At the village, one can see an authentic olive press of the times, and participate in a demonstration of olive oil making. The village includes an ancient synagogue, recreated homes, and a movie which explains the compilation of the Talmud, Judaism's most extensive commentary on the Torah. Actors and actresses perform and explain to give visitors a true understanding of the kind of life that Jews lived during these exciting times. An on-site museum with an audio-visual presentation of life in the Golan during Talmudic times is open displaying artifacts uncovered during archeological excavations in the area.
The Golan Heights Winery
Vineyards for the Golan Heights Winery were planted in 1976 by four Golan settlements, and by 1984 the first wines of the Golan Heights Winery were bottled, revolutionizing winemaking in Israel. The Golan Heights Winery has led the Israeli wine industry in the production of fine wines, and the new wineries that have sprung up in recent years owe much to the Golan Wines for leading the way.
The center of the Golan Heights Winery is near the town of Katzrin, and visitors are welcomed with a full tour of the premises, as well as an opportunity to taste these prize-winning wines.

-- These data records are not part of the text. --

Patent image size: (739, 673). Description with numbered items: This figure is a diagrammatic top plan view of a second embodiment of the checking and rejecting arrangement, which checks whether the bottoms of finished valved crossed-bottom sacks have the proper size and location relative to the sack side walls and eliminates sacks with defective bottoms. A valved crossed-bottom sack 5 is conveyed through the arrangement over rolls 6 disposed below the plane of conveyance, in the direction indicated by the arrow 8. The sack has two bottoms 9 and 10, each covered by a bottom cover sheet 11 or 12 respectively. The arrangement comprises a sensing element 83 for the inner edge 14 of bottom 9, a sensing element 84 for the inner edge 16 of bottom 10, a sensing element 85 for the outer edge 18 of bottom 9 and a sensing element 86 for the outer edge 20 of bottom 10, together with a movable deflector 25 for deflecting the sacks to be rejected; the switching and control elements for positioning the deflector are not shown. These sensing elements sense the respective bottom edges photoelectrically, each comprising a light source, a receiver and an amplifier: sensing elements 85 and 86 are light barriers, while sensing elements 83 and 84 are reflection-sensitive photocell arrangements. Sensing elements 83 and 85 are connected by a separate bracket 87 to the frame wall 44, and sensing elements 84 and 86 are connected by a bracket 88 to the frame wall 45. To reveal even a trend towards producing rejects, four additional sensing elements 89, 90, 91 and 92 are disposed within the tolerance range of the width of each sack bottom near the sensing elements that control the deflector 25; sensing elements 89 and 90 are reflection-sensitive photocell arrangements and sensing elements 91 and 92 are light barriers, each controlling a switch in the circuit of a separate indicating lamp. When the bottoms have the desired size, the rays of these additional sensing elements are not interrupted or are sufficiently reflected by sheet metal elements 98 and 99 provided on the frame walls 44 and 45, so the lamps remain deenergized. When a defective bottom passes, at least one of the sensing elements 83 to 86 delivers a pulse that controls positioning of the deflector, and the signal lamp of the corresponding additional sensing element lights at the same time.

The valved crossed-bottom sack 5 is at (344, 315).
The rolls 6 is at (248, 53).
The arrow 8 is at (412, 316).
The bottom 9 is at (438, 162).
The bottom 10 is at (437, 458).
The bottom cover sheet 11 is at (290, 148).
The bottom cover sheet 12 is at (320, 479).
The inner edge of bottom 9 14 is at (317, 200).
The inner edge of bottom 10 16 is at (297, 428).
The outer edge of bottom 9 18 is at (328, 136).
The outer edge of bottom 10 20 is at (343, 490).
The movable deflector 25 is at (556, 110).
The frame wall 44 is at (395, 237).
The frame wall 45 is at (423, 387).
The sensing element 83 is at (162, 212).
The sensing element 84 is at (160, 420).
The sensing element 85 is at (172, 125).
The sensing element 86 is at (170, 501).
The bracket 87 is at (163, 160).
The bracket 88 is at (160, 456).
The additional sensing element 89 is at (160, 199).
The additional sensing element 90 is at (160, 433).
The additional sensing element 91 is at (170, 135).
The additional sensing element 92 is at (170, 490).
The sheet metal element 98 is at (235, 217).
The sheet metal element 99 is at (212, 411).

The tours look at the way that the grapes are grown (the Golan's volcanic soil is believed to be one of the reasons for its especially fine yield), harvested, aged and bottled, as well as some of the prizes that the winery has won over the last 20 years. The highlight of the tour is the wine-tasting session at the tour's end - visitors who plan their trip carefully come by bus so that they are not driving after their tour!